Franchisors – you need to know that your restrictive covenants can be relied on, when needed.
Franchisees – you need to know how restricted you really are if you want to get out of your franchise.
RC’s – the Law
The general rule is that a franchisor has a legitimate right to protect its interests in the territory where its franchisees operate. This means that when a franchise comes to an end for a reasonable period of time the franchisor can prevent the former franchisee from competing with the incoming franchisee and from poaching staff etc. The key word however is “reasonable”.
Your contract normally contains a severance clause. This allows a court to remove the offending part of a clause provided that it can be removed without needing to rewrite the contract. We lawyers call this the blue pencil test – literally, if you used a blue pencil to take out the offending part of the clause does the clause still work without needing to add any more words.
RC’s – The Lesson
In Francotyp-Postalia Ltd v Whitehead and others the Franchisor failed to win a case asking the court to alter the wording of its non-compete clause to make it enforceable. In this case to make the clause work the court would have had to not just “blue pencil” the offending part but also add in additional wording to prevent the proposed change affecting other clauses in the contract.
This meant the franchisor was unable to prevent his former franchisee from competing in the same area. (Although, the former franchisee was still prevented from poaching staff and customers because these clauses were enforceable.)
I’m a Franchisee – How does this affect me?
We are often asked to advise franchisees on the impact of restrictive covenants in their contracts if they decide to “cut out the middleman”.
Franchisees looking to derive more revenue from the business that they have built want to know: (a) how they can get out of their franchise contracts; and (b) what potential impact setting up competing business might have on them.
Whether your contract prevents you from competing or poaching staff and/or customers depends on how reasonable the restrictions are.
I’m a Franchisor – What steps can I take to avoid this happening to me?
- Futureproof your franchise by ensuring that your contracts contain appropriately drafted restrictive covenants and severance clauses.
- If you are thinking of terminating a franchise contract get a pre-termination review to check if you might have difficulty enforcing your restrictive covenants
- Get as much customer data and information from your franchisees.

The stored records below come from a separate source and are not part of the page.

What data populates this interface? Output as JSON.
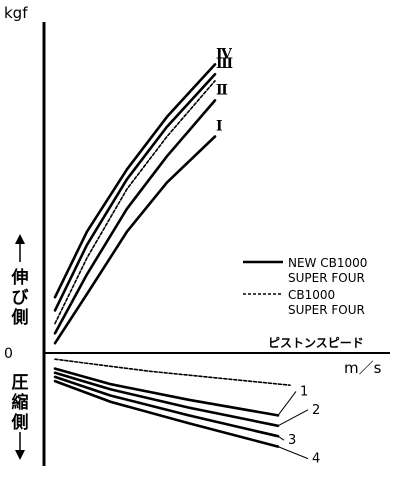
{
  "chart_data": {
    "type": "line",
    "ylabel": "kgf",
    "xlabel": "m／s",
    "x_axis_title": "ピストンスピード",
    "zero_label": "0",
    "extension_side_label": "伸び側",
    "compression_side_label": "圧縮側",
    "legend": [
      {
        "label_line1": "NEW  CB1000",
        "label_line2": "SUPER  FOUR",
        "style": "solid"
      },
      {
        "label_line1": "CB1000",
        "label_line2": "SUPER  FOUR",
        "style": "dashed"
      }
    ],
    "xlim": [
      0,
      1
    ],
    "ylim": [
      -0.3,
      1
    ],
    "extension_series": [
      {
        "name": "Ⅳ",
        "style": "solid",
        "x": [
          0,
          0.2,
          0.45,
          0.7,
          1.0
        ],
        "y": [
          0.17,
          0.37,
          0.56,
          0.72,
          0.88
        ]
      },
      {
        "name": "Ⅲ",
        "style": "solid",
        "x": [
          0,
          0.2,
          0.45,
          0.7,
          1.0
        ],
        "y": [
          0.13,
          0.33,
          0.53,
          0.69,
          0.85
        ]
      },
      {
        "name": "",
        "style": "dashed",
        "x": [
          0,
          0.2,
          0.45,
          0.7,
          1.0
        ],
        "y": [
          0.09,
          0.29,
          0.5,
          0.66,
          0.83
        ]
      },
      {
        "name": "Ⅱ",
        "style": "solid",
        "x": [
          0,
          0.2,
          0.45,
          0.7,
          1.0
        ],
        "y": [
          0.06,
          0.24,
          0.44,
          0.6,
          0.77
        ]
      },
      {
        "name": "Ⅰ",
        "style": "solid",
        "x": [
          0,
          0.2,
          0.45,
          0.7,
          1.0
        ],
        "y": [
          0.03,
          0.18,
          0.37,
          0.52,
          0.66
        ]
      }
    ],
    "compression_series": [
      {
        "name": "",
        "style": "dashed",
        "x": [
          0,
          0.4,
          1.0
        ],
        "y": [
          -0.012,
          -0.035,
          -0.062
        ]
      },
      {
        "name": "1",
        "style": "solid",
        "x": [
          0,
          0.25,
          0.6,
          1.0
        ],
        "y": [
          -0.03,
          -0.06,
          -0.09,
          -0.12
        ]
      },
      {
        "name": "2",
        "style": "solid",
        "x": [
          0,
          0.25,
          0.6,
          1.0
        ],
        "y": [
          -0.038,
          -0.07,
          -0.105,
          -0.14
        ]
      },
      {
        "name": "3",
        "style": "solid",
        "x": [
          0,
          0.25,
          0.6,
          1.0
        ],
        "y": [
          -0.046,
          -0.082,
          -0.12,
          -0.16
        ]
      },
      {
        "name": "4",
        "style": "solid",
        "x": [
          0,
          0.25,
          0.6,
          1.0
        ],
        "y": [
          -0.054,
          -0.094,
          -0.135,
          -0.18
        ]
      }
    ]
  }
}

Take technological steps to garner data, and restrict their access to your proprietary information.
- Negotiate – if you know you won’t be able to enforce what you have in your contract use any leverage that you have to secure agreement to reductions.
- Keep the dialogue open and be co-operative.
I’m a Franchisee – How can I use this to get around the RC’s in my contracts?
- Check the Legals – First get a fixed fee contract review to check the enforceability of your restrictive covenants.
- Tread carefully, you may be in breach of other provisions of your franchise contract if you compete even if the RC’s are void.
- Customers are loyal to people and not brands. Maintain good links with your customers.
- Do not discuss your plans with staff or customers until your franchise contract has come to an end.
- Maintain, if possible, good relations with your franchisor.
- Comply with the terms of your franchise contract.